«Strane
immagini. Rappresentavano una folla di cose. Non cose vere, altre che
gli rassomigliavano. Oggetti di legno che rassomigliavano a sedie, a
zoccoli, altri oggetti che rassomigliavano a piante. E poi due facce:
era la coppia che aveva pranzato vicino a me, l'altra domenica, alla
birreria Vézelize. Grassi, caldi, sensuali, assurdi, con le orecchie
rosse. Vedevo le spalle e il petto della donna. Esistenza nuda. Quei
due là – d'un tratto, ciò mi ha fatto orrore –, quei due là
continuavano ad esistere da qualche parte di Bouville: da qualche
parte – in mezzo a quali odori? – quel petto morbido continuava a
carezzarsi contro stoffe fresche, a raccogliersi nei merletti e la
donna continuava a sentirsi il petto esistere nella sua blusa, a
pensare: “Le mie tettine, i miei bei frutti”, e a sorridere
misteriosamente, attenta all'espandersi dei suoi seni che la
solleticavano, e poi ho gridato e mi son ritrovato con gli occhi
sbarrati.»
Jean-Paul Sartre, La
nausea, (1938),
Einaudi, Torino 1947 (traduzione
di Bruno Fonzi).
Ho gridato anch'io stasera, forte; e ho anche bestemmiato, molto.
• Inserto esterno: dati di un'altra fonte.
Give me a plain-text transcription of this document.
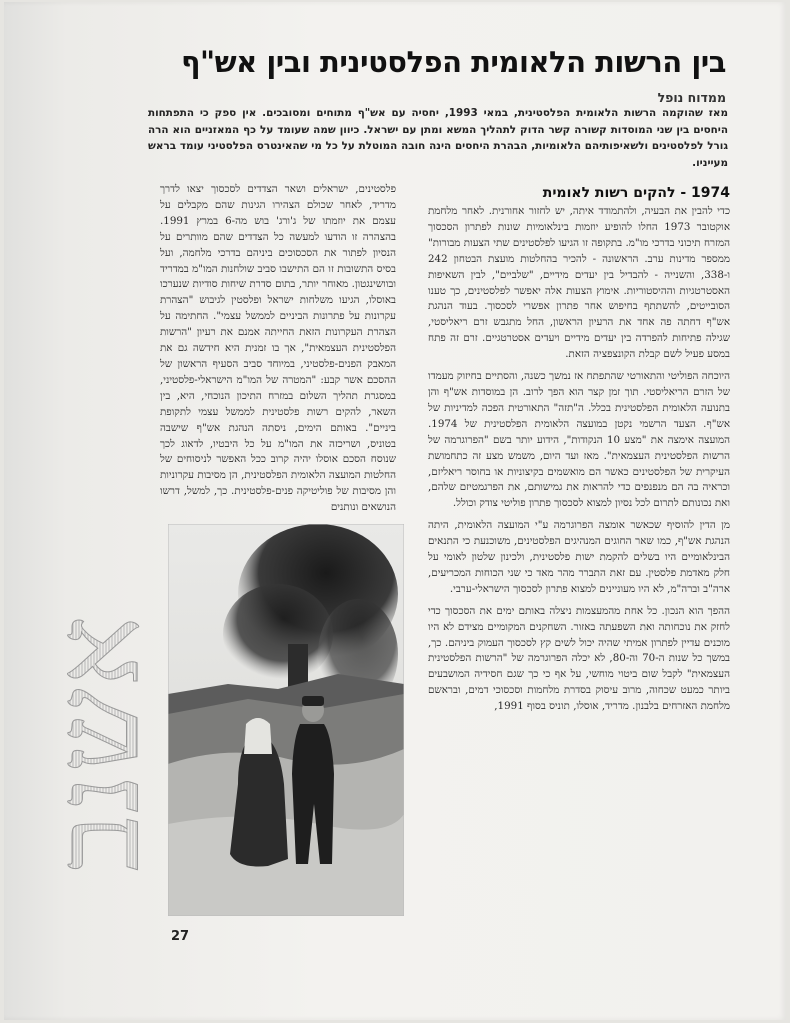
בין הרשות הלאומית הפלסטינית ובין אש"ף
ממדוח נופל
מאז שהוקמה הרשות הלאומית הפלסטינית, במאי 1993, יחסיה עם אש"ף מתוחים ומסובכים. אין ספק כי התפתחות היחסים בין שני המוסדות קשורה קשר הדוק לתהליך המשא ומתן עם ישראל. כיוון שמה שעומד על כף המאזניים הוא הרה גורל לפלסטינים ולשאיפותיהם הלאומיות, הבהרת היחסים הינה חובה המוטלת על כל מי שהאינטרס הפלסטיני עומד בראש מעייניו.
1974 - להקים רשות לאומית

כדי להבין את הבעיה, ולהתמודד איתה, יש לחזור אחורנית. לאחר מלחמת אוקטובר 1973 החלו להופיע יוזמות בינלאומיות שונות לפתרון הסכסוך המזרח תיכוני בדרכי מו"מ. בתקופה זו הגיעו לפלסטינים שתי הצעות מבורות" ממספר מדינות ערב. הראשונה - להכיר בהחלטות מועצת הבטחון 242 ו-338, והשנייה - להבדיל בין יעדים מידיים, "שלביים", לבין השאיפות האסטרטגיות וההיסטוריות. אימוץ הצעות אלה יאפשר לפלסטינים, כך טענו הסובייטים, להשתתף בחיפוש אחר פתרון אפשרי לסכסוך. בעוד הנהגת אש"ף דחתה פה אחד את הרעיון הראשון, החל מתגבש זרם ריאליסטי, שגילה פתיחות להפרדה בין יעדים מידיים ויעדים אסטרטגיים. זרם זה פתח במסע פעיל לשם קבלת הקונצפציה הזאת.

היוכחה הפוליטי והתאורטי שהתפתח אז נמשך כשנה, והסתיים בחיזוק מעמדו של הזרם הריאליסטי. תוך זמן קצר הוא הפך לרוב. הן במוסדות אש"ף והן בתנועה הלאומית הפלסטינית בכלל. ה"תזה" התאורטית הפכה למדיניות של אש"ף. הצעד הרשמי נקטן במועצה הלאומית הפלסטינית של 1974. המועצה אימצה את "מצע 10 הנקודות", הידוע יותר בשם "הפרוגרמה של הרשות הפלסטינית העצמאית". מאז ועד היום, משמש מצע זה כתחמושת העיקרית של הפלסטינים כאשר הם מואשמים בקיצוניות או בחוסר ריאליזם, וכראיה בה הם מנפנפים כדי להראות את גמישותם, את הפרגמטיזם שלהם, ואת נכונותם לתרום לכל נסיון למצוא לסכסוך פתרון פוליטי צודק וכולל.

מן הדין להוסיף שכאשר אומצה הפרוגרמה ע"י המועצה הלאומית, היתה הנהגת אש"ף, כמו שאר החוגים המנהיגים הפלסטינים, משוכנעת כי התנאים הבינלאומיים היו בשלים להקמת ישות פלסטינית, ולכינון שלטון לאומי על חלק מאדמת פלסטין. עם זאת התברר מהר מאד כי שני הכוחות המכריעים, ארה"ב וברה"מ, לא היו מעוניינים למצוא פתרון לסכסוך הישראלי-ערבי.

ההפך הוא הנכון. כל אחת מהמעצמות ניצלה באותם ימים את הסכסוך כדי לחזק את נוכחותה ואת השפעתה באזור. השחקנים המקומיים מצידם לא היו מוכנים עדיין לפתרון אמיתי שהיה יכול לשים קץ לסכסוך העמוק ביניהם. כך, במשך כל שנות ה-70 וה-80, לא יכלה הפרוגרמה של "הרשות הפלסטינית העצמאית" לקבל שום ביטוי מוחשי, על אף כי כך שגם חסידיה המושבעים ביותר כמעט שכחוה, מרוב עיסוק בסדרת מלחמות וסכסוכי דמים, ובראשם מלחמת האזרחים בלבנון. מדריד, אוסלו, תוניס בסוף 1991,

פלסטינים, ישראלים ושאר הצדדים לסכסוך יצאו לדרך מדריד, לאחר שכולם הצהירו הגינות שהם מקבלים על עצמם את יוזמתו של ג'ורג' בוש מה-6 במרץ 1991. בהצהרה זו הודעו למעשה כל הצדדים שהם מוותרים על הנסיון לפתור את הסכסוכים ביניהם בדרכי מלחמה, ועל בסיס התשובות זו הם התישבו סביב שולחנות המו"מ במדריד ובוושינגטון. מאוחר יותר, בתום סדרת שיחות סודיות שנערכו באוסלו, הגיעו משלחות ישראל ופלסטין לגיבוש "הצהרת עקרונות על פתרונות הביניים לממשל עצמי". החתימה על הצהרת העקרונות הזאת החייתה אמנם את רעיון "הרשות הפלסטינית העצמאית", אך בו זמנית היא חידשה גם את המאבק הפנים-פלסטיני, במיוחד סביב הסעיף הראשון של ההסכם אשר קבע: "המטרה של המו"מ הישראלי-פלסטיני, במסגרת תהליך השלום במזרח התיכון הנוכחי, היא, בין השאר, להקים רשות פלסטינית לממשל עצמי לתקופת ביניים". באותם הימים, ניסתה הנהגת אש"ף שישבה בטוניס, ושריכזה את המו"מ על כל היבטיו, לדאוג לכך שנוסח הסכם אוסלו יהיה קרוב ככל האפשר לניסוחים של החלטות המועצה הלאומית הפלסטינית, הן מסיבות עקרוניות והן מסיבות של פוליטיקה פנים-פלסטינית. כך, למשל, דרשו הנושאים ונותנים

27
אשנב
Gli occhi mi si stanno sbarrando,
ora, mentre ripenso a quelle cornici digitali sullo sfondo che mandano in onda alcune foto patinate della vita familiare di quello là –
d'un tratto, ciò mi ha fatto orrore – e lui continuava a
esistere da qualche parte, in mezzo a quali odori, a quali immagini.